Perché Apple “restituisce” la Crimea all’Ucraina

Come se fossimo al tavolo di Risiko e non nel mezzo di un conflitto brutale, da qualche ora Apple ha cambiato la sovranità della Crimea, la penisola ucraina che la Russia si è annessa nel 2014. Se la cercate adesso, sugli iPhone è tornata ucraina (ma se la cercate mentre siete in Russia è ancora russa…). Come sempre dietro una questione apparentemente banale ci sono problemi complessi. E fondamentalmente in questo caso c’è una domanda chiave: le grandi aziende, e in particolare le grandi aziende tecnologiche della Silicon Valley, che sono cresciute anche sventolando la bandiera di un mondo migliore che avrebbero contribuito a creare, devono seguire soltanto gli interessi del profitto o invece debbono fare delle scelte anche politiche, nel nome per esempio dei diritti umani?

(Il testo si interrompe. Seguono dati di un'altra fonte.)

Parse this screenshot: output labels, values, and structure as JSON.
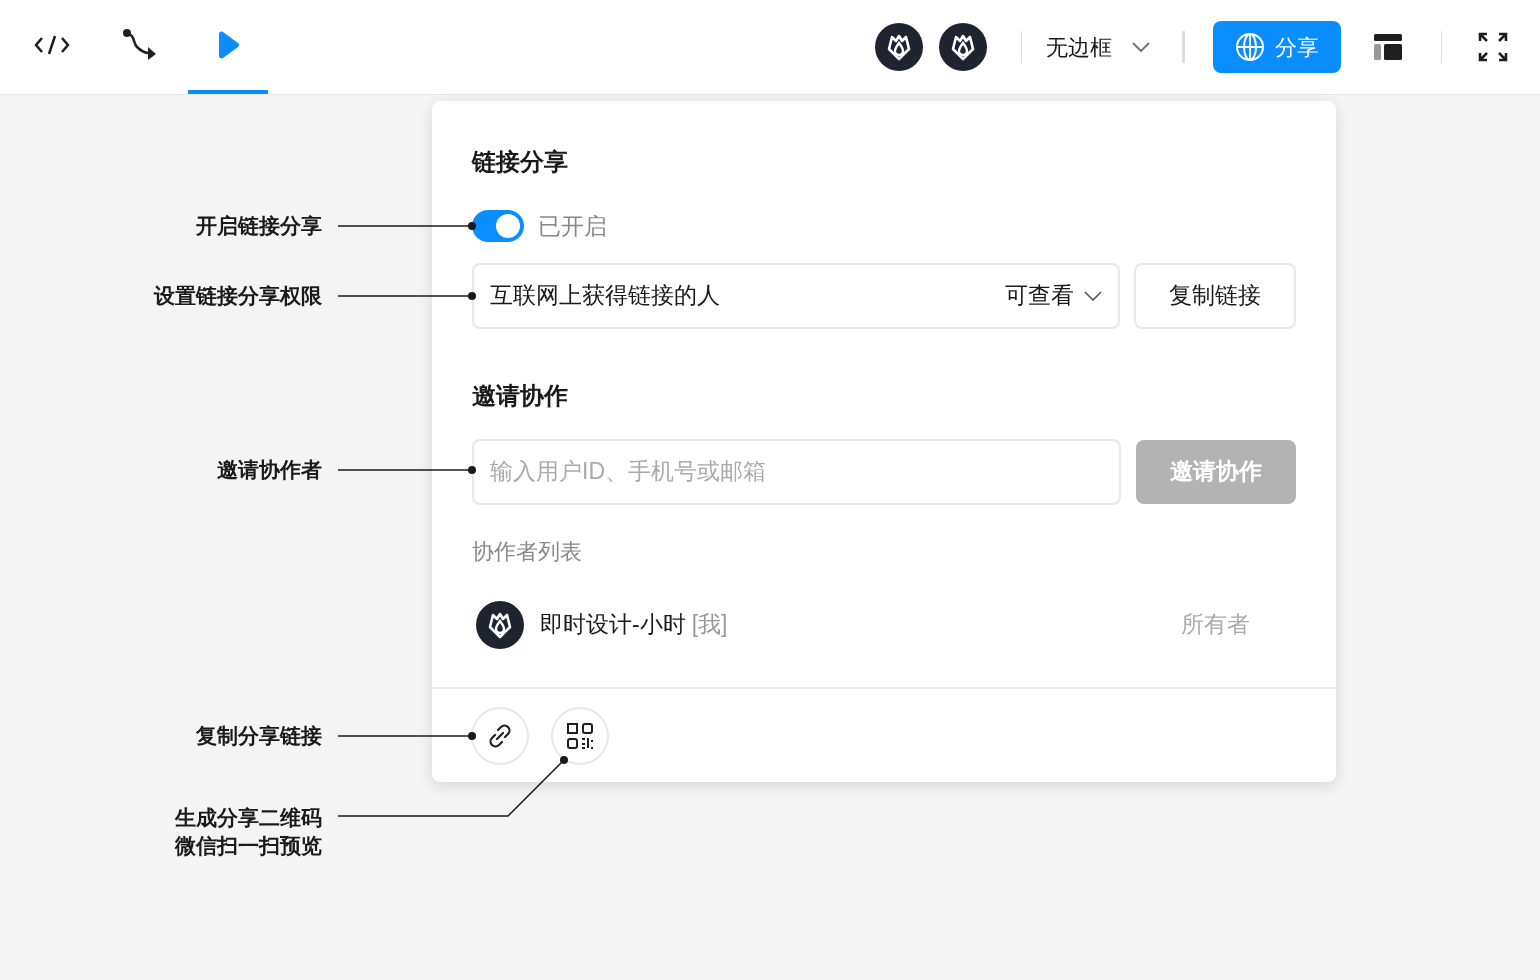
{
  "toolbar": {
    "tabs": [
      {
        "kind": "code",
        "selected": false
      },
      {
        "kind": "flow",
        "selected": false
      },
      {
        "kind": "play",
        "selected": true
      }
    ],
    "frame_select": {
      "value": "无边框"
    },
    "share_button": "分享"
  },
  "share_panel": {
    "title": "链接分享",
    "link_sharing": {
      "on": true,
      "status": "已开启"
    },
    "audience": "互联网上获得链接的人",
    "permission": "可查看",
    "copy_button": "复制链接",
    "invite_title": "邀请协作",
    "invite_field": {
      "placeholder": "输入用户ID、手机号或邮箱"
    },
    "invite_button": {
      "label": "邀请协作",
      "disabled": true
    },
    "collaborators_label": "协作者列表",
    "collaborators": [
      {
        "name": "即时设计-小时",
        "tag": "[我]",
        "role": "所有者"
      }
    ]
  },
  "annotations": [
    {
      "lines": [
        "开启链接分享"
      ]
    },
    {
      "lines": [
        "设置链接分享权限"
      ]
    },
    {
      "lines": [
        "邀请协作者"
      ]
    },
    {
      "lines": [
        "复制分享链接"
      ]
    },
    {
      "lines": [
        "生成分享二维码",
        "微信扫一扫预览"
      ]
    }
  ]
}
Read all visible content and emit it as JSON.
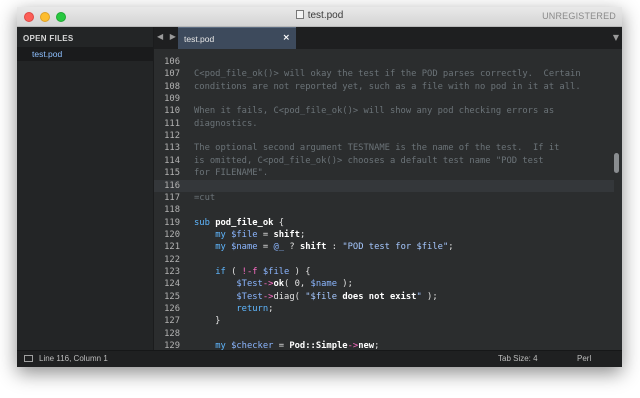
{
  "window": {
    "title": "test.pod",
    "unregistered": "UNREGISTERED"
  },
  "sidebar": {
    "header": "OPEN FILES",
    "items": [
      {
        "label": "test.pod"
      }
    ]
  },
  "tabs": [
    {
      "label": "test.pod",
      "close": "×"
    }
  ],
  "nav": {
    "arrows": "◀ ▶",
    "menu": "▼"
  },
  "editor": {
    "lines": [
      {
        "n": "106",
        "segs": []
      },
      {
        "n": "107",
        "segs": [
          {
            "c": "cmt",
            "t": "C<pod_file_ok()> will okay the test if the POD parses correctly.  Certain"
          }
        ]
      },
      {
        "n": "108",
        "segs": [
          {
            "c": "cmt",
            "t": "conditions are not reported yet, such as a file with no pod in it at all."
          }
        ]
      },
      {
        "n": "109",
        "segs": []
      },
      {
        "n": "110",
        "segs": [
          {
            "c": "cmt",
            "t": "When it fails, C<pod_file_ok()> will show any pod checking errors as"
          }
        ]
      },
      {
        "n": "111",
        "segs": [
          {
            "c": "cmt",
            "t": "diagnostics."
          }
        ]
      },
      {
        "n": "112",
        "segs": []
      },
      {
        "n": "113",
        "segs": [
          {
            "c": "cmt",
            "t": "The optional second argument TESTNAME is the name of the test.  If it"
          }
        ]
      },
      {
        "n": "114",
        "segs": [
          {
            "c": "cmt",
            "t": "is omitted, C<pod_file_ok()> chooses a default test name \"POD test"
          }
        ]
      },
      {
        "n": "115",
        "segs": [
          {
            "c": "cmt",
            "t": "for FILENAME\"."
          }
        ]
      },
      {
        "n": "116",
        "segs": [],
        "cursor": true
      },
      {
        "n": "117",
        "segs": [
          {
            "c": "cmt",
            "t": "=cut"
          }
        ]
      },
      {
        "n": "118",
        "segs": []
      },
      {
        "n": "119",
        "segs": [
          {
            "c": "kw",
            "t": "sub "
          },
          {
            "c": "fn",
            "t": "pod_file_ok"
          },
          {
            "c": "plain",
            "t": " {"
          }
        ]
      },
      {
        "n": "120",
        "segs": [
          {
            "c": "plain",
            "t": "    "
          },
          {
            "c": "kw",
            "t": "my "
          },
          {
            "c": "var",
            "t": "$file"
          },
          {
            "c": "plain",
            "t": " = "
          },
          {
            "c": "fn",
            "t": "shift"
          },
          {
            "c": "plain",
            "t": ";"
          }
        ]
      },
      {
        "n": "121",
        "segs": [
          {
            "c": "plain",
            "t": "    "
          },
          {
            "c": "kw",
            "t": "my "
          },
          {
            "c": "var",
            "t": "$name"
          },
          {
            "c": "plain",
            "t": " = "
          },
          {
            "c": "var",
            "t": "@_"
          },
          {
            "c": "plain",
            "t": " ? "
          },
          {
            "c": "fn",
            "t": "shift"
          },
          {
            "c": "plain",
            "t": " : "
          },
          {
            "c": "str",
            "t": "\"POD test for $file\""
          },
          {
            "c": "plain",
            "t": ";"
          }
        ]
      },
      {
        "n": "122",
        "segs": []
      },
      {
        "n": "123",
        "segs": [
          {
            "c": "plain",
            "t": "    "
          },
          {
            "c": "kw",
            "t": "if"
          },
          {
            "c": "plain",
            "t": " ( "
          },
          {
            "c": "op",
            "t": "!-f"
          },
          {
            "c": "plain",
            "t": " "
          },
          {
            "c": "var",
            "t": "$file"
          },
          {
            "c": "plain",
            "t": " ) {"
          }
        ]
      },
      {
        "n": "124",
        "segs": [
          {
            "c": "plain",
            "t": "        "
          },
          {
            "c": "var",
            "t": "$Test"
          },
          {
            "c": "op",
            "t": "->"
          },
          {
            "c": "fn",
            "t": "ok"
          },
          {
            "c": "plain",
            "t": "( 0, "
          },
          {
            "c": "var",
            "t": "$name"
          },
          {
            "c": "plain",
            "t": " );"
          }
        ]
      },
      {
        "n": "125",
        "segs": [
          {
            "c": "plain",
            "t": "        "
          },
          {
            "c": "var",
            "t": "$Test"
          },
          {
            "c": "op",
            "t": "->"
          },
          {
            "c": "plain",
            "t": "diag( "
          },
          {
            "c": "str",
            "t": "\"$file "
          },
          {
            "c": "fn",
            "t": "does not exist"
          },
          {
            "c": "str",
            "t": "\""
          },
          {
            "c": "plain",
            "t": " );"
          }
        ]
      },
      {
        "n": "126",
        "segs": [
          {
            "c": "plain",
            "t": "        "
          },
          {
            "c": "kw",
            "t": "return"
          },
          {
            "c": "plain",
            "t": ";"
          }
        ]
      },
      {
        "n": "127",
        "segs": [
          {
            "c": "plain",
            "t": "    }"
          }
        ]
      },
      {
        "n": "128",
        "segs": []
      },
      {
        "n": "129",
        "segs": [
          {
            "c": "plain",
            "t": "    "
          },
          {
            "c": "kw",
            "t": "my "
          },
          {
            "c": "var",
            "t": "$checker"
          },
          {
            "c": "plain",
            "t": " = "
          },
          {
            "c": "fn",
            "t": "Pod::Simple"
          },
          {
            "c": "op",
            "t": "->"
          },
          {
            "c": "fn",
            "t": "new"
          },
          {
            "c": "plain",
            "t": ";"
          }
        ]
      }
    ]
  },
  "status": {
    "position": "Line 116, Column 1",
    "tab_size": "Tab Size: 4",
    "syntax": "Perl"
  }
}
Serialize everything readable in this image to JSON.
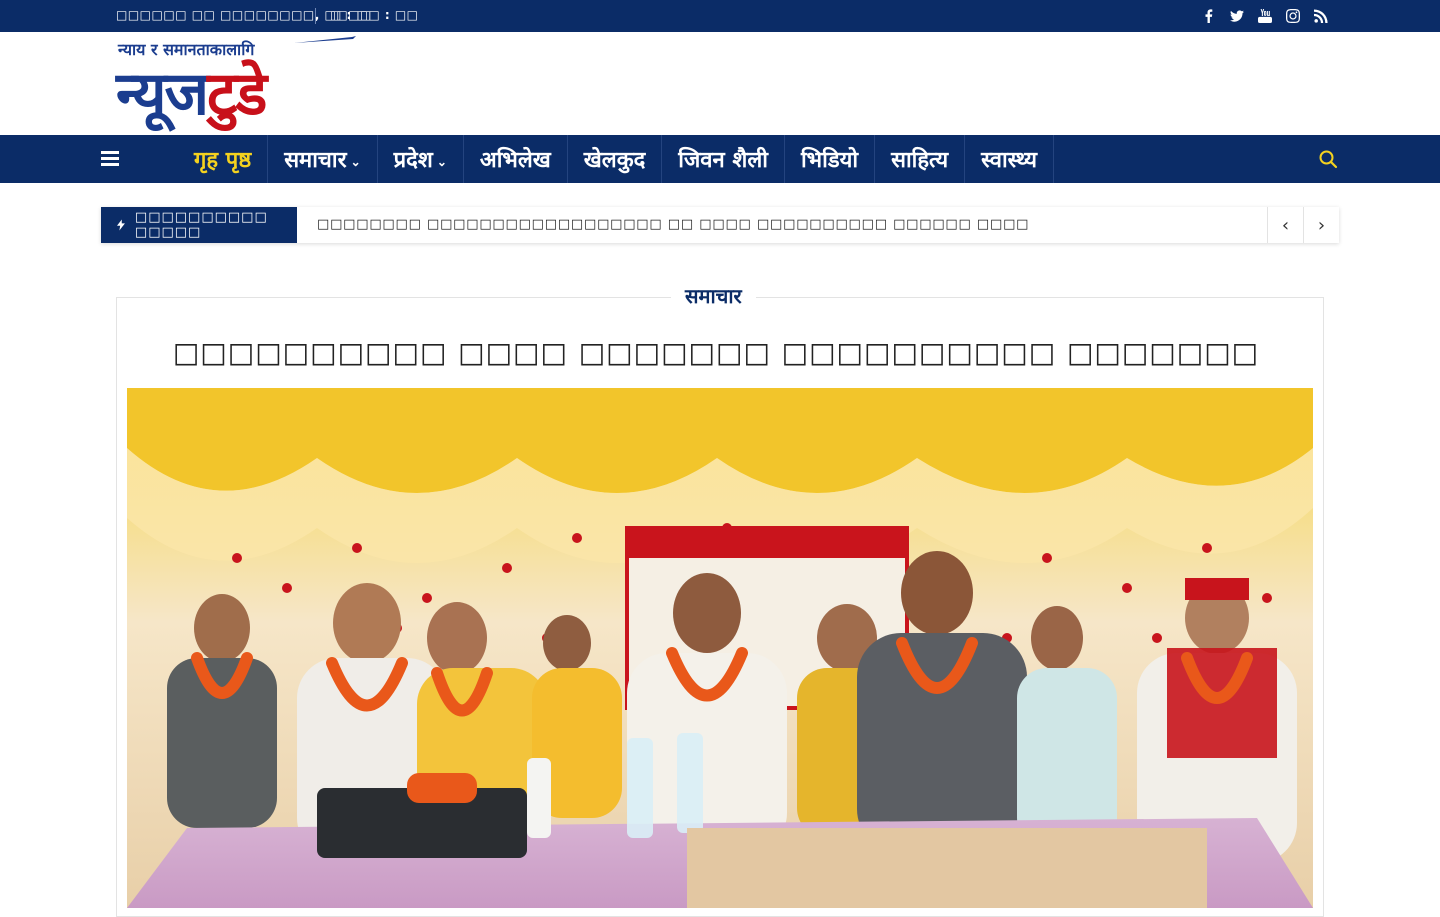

Se la risposta vi appare scontata bene sappiate che finora non è stato così. Il caso più eclatante è la Cina ripetutamente blandita da tutti con inchini vari nel tentativo di aprirsi quel mercato. Ma accanto a legittimi accordi commerciali ci sono state scelte pavide come quando nel 2019 durante la repressione delle proteste di Hong Kong, Apple e Google hanno rimosso dai rispettivi store una app che aiutava i manifestanti e Facebook ha rimosso pagine sospettate di sostenere la causa dell’indipendenza.

Con Putin non è stato molto diverso come dimostra la scelta di Apple, criticatissima, di considerare la Crimea parte della Russia dalla fine del 2019. Ora la marcia indietro: quindi non c’è solo lo stop alla vendita di prodotti Apple in Russia, non solo l’esclusione di Russia Today e Sputnik dagli store a parte quello russo, non solo il blocco di Apple Pay, ma anche questa scelta, molto simbolica di restituire virtualmente la Crimea all’Ucraina sulle mappe e anche sulla app che indica le previsioni meteorologiche. Una risposta alla domanda: deve essere solo il profitto a guidare le nostre scelte o siamo disposti a farne un po’ meno per difendere i diritti umani?